The Oil and Gas Producers Association (OGP) reports that driving-related incidents are the highest cause of fatalities in its member company operations and the members have indicated that lack of compliance to international driving standards is one of the most common factors contributing to road traffic incidents.
To address this concern, an oilfield service company has established a global journey management center (GJMC) covering its key operational regions.
Journey management had been part of the company's driving safety program since 1998, with local journey management centers (JMCs) established in countries worldwide. The new centralized approach consolidated local centers, helping to improve driving safety through improved compliance verification, real-time tracking, and data analysis services.

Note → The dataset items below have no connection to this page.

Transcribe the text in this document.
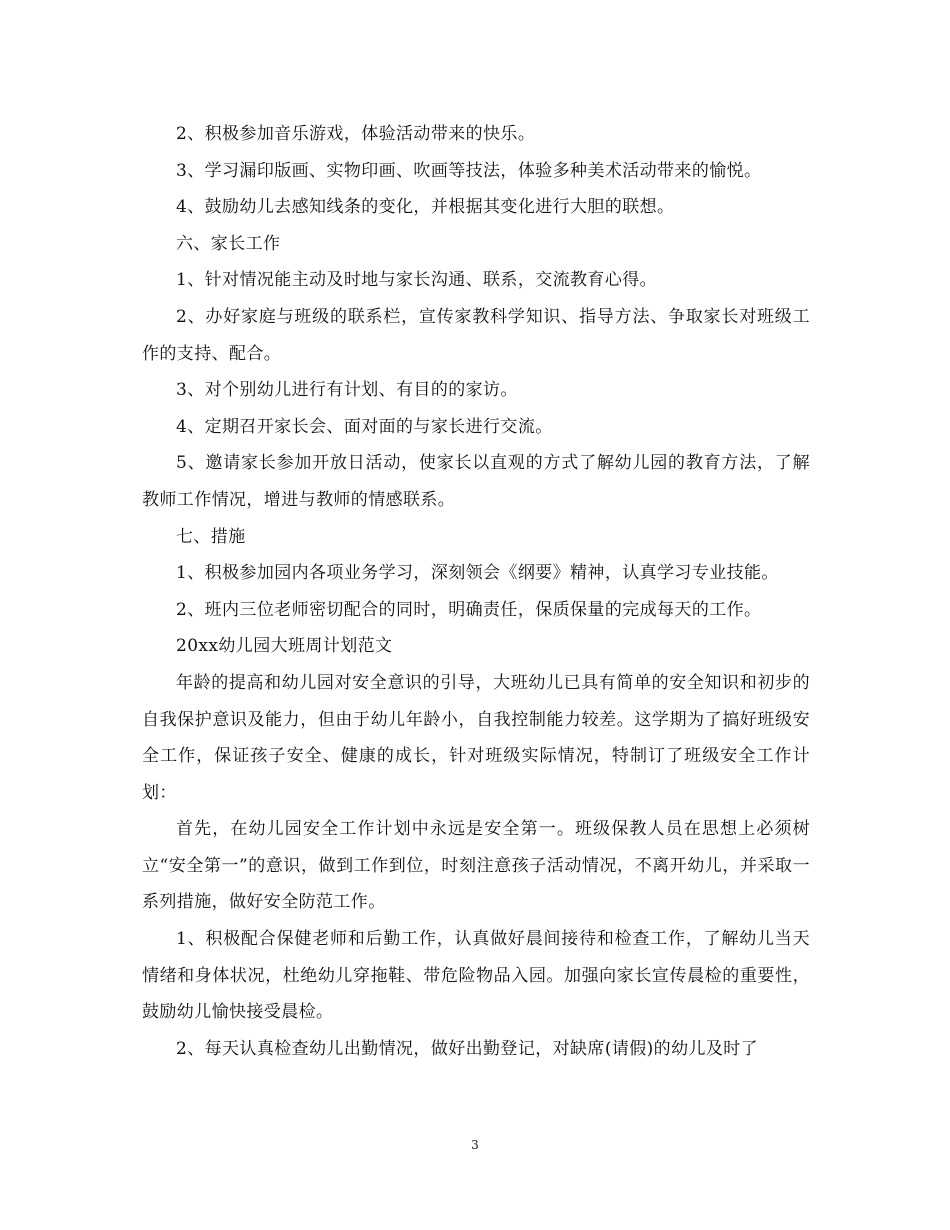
2、积极参加音乐游戏，体验活动带来的快乐。

3、学习漏印版画、实物印画、吹画等技法，体验多种美术活动带来的愉悦。

4、鼓励幼儿去感知线条的变化，并根据其变化进行大胆的联想。

六、家长工作

1、针对情况能主动及时地与家长沟通、联系，交流教育心得。

2、办好家庭与班级的联系栏，宣传家教科学知识、指导方法、争取家长对班级工作的支持、配合。

3、对个别幼儿进行有计划、有目的的家访。

4、定期召开家长会、面对面的与家长进行交流。

5、邀请家长参加开放日活动，使家长以直观的方式了解幼儿园的教育方法，了解教师工作情况，增进与教师的情感联系。

七、措施

1、积极参加园内各项业务学习，深刻领会《纲要》精神，认真学习专业技能。

2、班内三位老师密切配合的同时，明确责任，保质保量的完成每天的工作。

20xx幼儿园大班周计划范文

年龄的提高和幼儿园对安全意识的引导，大班幼儿已具有简单的安全知识和初步的自我保护意识及能力，但由于幼儿年龄小，自我控制能力较差。这学期为了搞好班级安全工作，保证孩子安全、健康的成长，针对班级实际情况，特制订了班级安全工作计划：

首先，在幼儿园安全工作计划中永远是安全第一。班级保教人员在思想上必须树立“安全第一”的意识，做到工作到位，时刻注意孩子活动情况，不离开幼儿，并采取一系列措施，做好安全防范工作。

1、积极配合保健老师和后勤工作，认真做好晨间接待和检查工作，了解幼儿当天情绪和身体状况，杜绝幼儿穿拖鞋、带危险物品入园。加强向家长宣传晨检的重要性，鼓励幼儿愉快接受晨检。

2、每天认真检查幼儿出勤情况，做好出勤登记，对缺席(请假)的幼儿及时了

3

The GJMC approach employs trained operators in a central office to ensure that every trip is in full compliance to the company's journey management standards throughout the driver's entire journey—with higher-risk driving locations having more strict controls and standards. Site-specific journey management procedures are defined, and the GJMC team monitors drivers' adherence to the journey management plan and intervenes in real-time, as required, to improve driving behavior.
This paper describes how the company developed a GJMC for the Sub-Saharan Africa region. It serves 14 countries in this region in 5 languages; interacts with more than 1, 200 drivers; and controls an average of 350 field trips per day.
The paper discusses how the centralized approach across the Sub-Saharan Africa region has proven effective in increasing drivers' compliance to the company's journey standards. In addition, data analysis by a dedicated team allows for detailed insight into driving safety trends. By defining, measuring, and shaping driving behaviors, the GJMC for the Sub-Saharan Africa region plays a key role to continuously improve drivers' performance and safety.